Lou compôs umas músicas para ela e começaram os problemas, porque muitas vezes ela não queria cantar, e havia na Factory quem quisesse que ela fosse a voz principal da banda, o que enfurecia Lou e piorava a relação entre cantor-cantora. Diz Cale a respeito de tal situação: "Nessa época criou-se um clima tenso entre nós, porque Lou queria tocar e Nico muitas vezes não queria fazer. Ela não estava nem aí para o que a banda achava. Os ânimos só foram acalmados quando Lou fez as duas canções para Nico, que ficou realmente comovida. Depois disso, os dois criaram um vínculo tão forte, que acabou ajudando muito".

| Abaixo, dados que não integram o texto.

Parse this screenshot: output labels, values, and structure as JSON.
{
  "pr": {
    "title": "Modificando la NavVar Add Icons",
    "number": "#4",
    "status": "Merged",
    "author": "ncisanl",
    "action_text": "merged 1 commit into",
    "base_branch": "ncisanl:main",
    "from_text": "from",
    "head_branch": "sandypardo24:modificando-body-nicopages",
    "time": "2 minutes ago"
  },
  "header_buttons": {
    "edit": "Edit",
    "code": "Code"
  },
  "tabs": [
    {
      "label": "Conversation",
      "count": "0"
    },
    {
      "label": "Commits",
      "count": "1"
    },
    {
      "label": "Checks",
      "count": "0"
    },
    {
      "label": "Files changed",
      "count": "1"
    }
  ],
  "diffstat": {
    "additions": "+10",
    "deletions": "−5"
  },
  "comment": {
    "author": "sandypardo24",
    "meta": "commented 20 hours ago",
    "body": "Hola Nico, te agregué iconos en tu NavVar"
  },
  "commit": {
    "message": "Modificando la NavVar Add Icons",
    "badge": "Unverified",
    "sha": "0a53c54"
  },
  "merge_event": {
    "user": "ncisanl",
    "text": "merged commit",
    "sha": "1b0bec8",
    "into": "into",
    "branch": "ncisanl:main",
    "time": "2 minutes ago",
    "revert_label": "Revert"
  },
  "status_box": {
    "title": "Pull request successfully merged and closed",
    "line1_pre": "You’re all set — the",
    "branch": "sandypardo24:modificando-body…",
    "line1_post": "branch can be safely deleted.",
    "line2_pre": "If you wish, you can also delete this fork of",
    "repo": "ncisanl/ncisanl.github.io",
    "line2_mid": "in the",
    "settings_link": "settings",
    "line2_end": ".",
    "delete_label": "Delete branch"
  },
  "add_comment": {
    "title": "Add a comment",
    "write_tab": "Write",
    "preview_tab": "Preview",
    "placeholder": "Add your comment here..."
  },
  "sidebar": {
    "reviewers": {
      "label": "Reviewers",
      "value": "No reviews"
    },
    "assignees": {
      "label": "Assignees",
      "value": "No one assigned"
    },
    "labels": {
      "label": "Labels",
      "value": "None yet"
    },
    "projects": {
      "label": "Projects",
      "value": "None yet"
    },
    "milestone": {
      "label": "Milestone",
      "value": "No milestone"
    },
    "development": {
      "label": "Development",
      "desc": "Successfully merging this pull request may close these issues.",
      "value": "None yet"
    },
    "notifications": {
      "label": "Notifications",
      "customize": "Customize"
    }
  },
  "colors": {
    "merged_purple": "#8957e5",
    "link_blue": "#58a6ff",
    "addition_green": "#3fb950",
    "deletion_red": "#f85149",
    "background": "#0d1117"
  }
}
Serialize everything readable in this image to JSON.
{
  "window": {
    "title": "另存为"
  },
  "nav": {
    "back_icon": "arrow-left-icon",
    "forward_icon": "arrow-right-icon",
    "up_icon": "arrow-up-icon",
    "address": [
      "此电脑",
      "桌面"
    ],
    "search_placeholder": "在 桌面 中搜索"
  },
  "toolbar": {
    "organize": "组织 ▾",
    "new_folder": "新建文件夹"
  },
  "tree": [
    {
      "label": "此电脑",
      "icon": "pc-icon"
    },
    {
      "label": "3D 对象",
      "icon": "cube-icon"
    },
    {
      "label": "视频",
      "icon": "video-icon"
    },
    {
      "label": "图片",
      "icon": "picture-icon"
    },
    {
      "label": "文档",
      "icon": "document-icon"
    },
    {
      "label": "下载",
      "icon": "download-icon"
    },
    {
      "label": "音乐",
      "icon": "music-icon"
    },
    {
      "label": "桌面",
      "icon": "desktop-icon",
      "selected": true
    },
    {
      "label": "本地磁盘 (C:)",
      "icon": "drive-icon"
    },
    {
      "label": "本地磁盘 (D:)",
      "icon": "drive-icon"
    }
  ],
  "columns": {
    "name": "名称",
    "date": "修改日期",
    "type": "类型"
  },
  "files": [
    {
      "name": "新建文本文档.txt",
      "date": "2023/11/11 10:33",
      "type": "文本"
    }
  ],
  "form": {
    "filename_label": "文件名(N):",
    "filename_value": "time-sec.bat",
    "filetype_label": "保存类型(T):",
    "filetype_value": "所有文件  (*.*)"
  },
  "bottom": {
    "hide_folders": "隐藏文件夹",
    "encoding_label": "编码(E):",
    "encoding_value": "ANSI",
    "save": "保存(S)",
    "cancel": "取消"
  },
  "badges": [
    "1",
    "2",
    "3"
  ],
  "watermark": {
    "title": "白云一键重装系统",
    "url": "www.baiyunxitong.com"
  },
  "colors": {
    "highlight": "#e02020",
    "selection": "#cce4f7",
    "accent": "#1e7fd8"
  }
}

Após alguns problemas de produção típicos de bandas diferentes que lançam seu primeiro disco, saiu o fabuloso The Velvet Underground and Nico. Era uma obra-prima incontestável, ainda que na época quase ninguém tinha dado o devido valor. Talvez ainda seja o cruzamento mais belo entre barulho e música pop. Agressivo e lírico ao mesmo tempo. Suave e pesado. A utilização de Nico acabou por mostrar-se uma escolha de gênio. Difícil imaginar o disco sem as baladas "Sunday Morning"; "Femme Fatale" e "I'll be your mirror", que são simplesmente magistrais. O soberano do disco, porém, é Mr. Lou Reed, que mais tarde se tornaria um dos nomes mais importantes da história do rock. Para não me alongar nos elogios, deixo a opinião de dois caras realmente importantes:

"eu me lembro que fui à casa de uma amiga. Entre um beijo aqui e ali, ela colocou o disco do Velvet. Na hora eu parei, fiquei assustado, e depois não parava de ouvir. Eu queria saber mais sobre aquelas letras, aquela selvageria no som. Eu perguntei o que era e ela riu na minha cara, falando que eu era muito careta. Pois foi isso que me senti na hora: um careta! Como uma banda dessas existia e eu não conhecia?"
Iggy Pop

"eu ouvi o disco em Londres pouco tempo depois do lançamento. Não acreditava nos meus ouvidos. Era totalmente fora de moda, agressivo, sujo, excitante. Ninguém concordava comigo quando mostrava o disco e colocava para ouvir. As pessoas pediam para eu desligar o aparelho de som, ficavam chocadas. Londres apesar de ser uma das principais cidades da época em qualidade de música, não estava preparada para agüentar aquilo. Sinceramente, nem eu sabia como gostava. Só sabia que pensava conhecer esse grupo."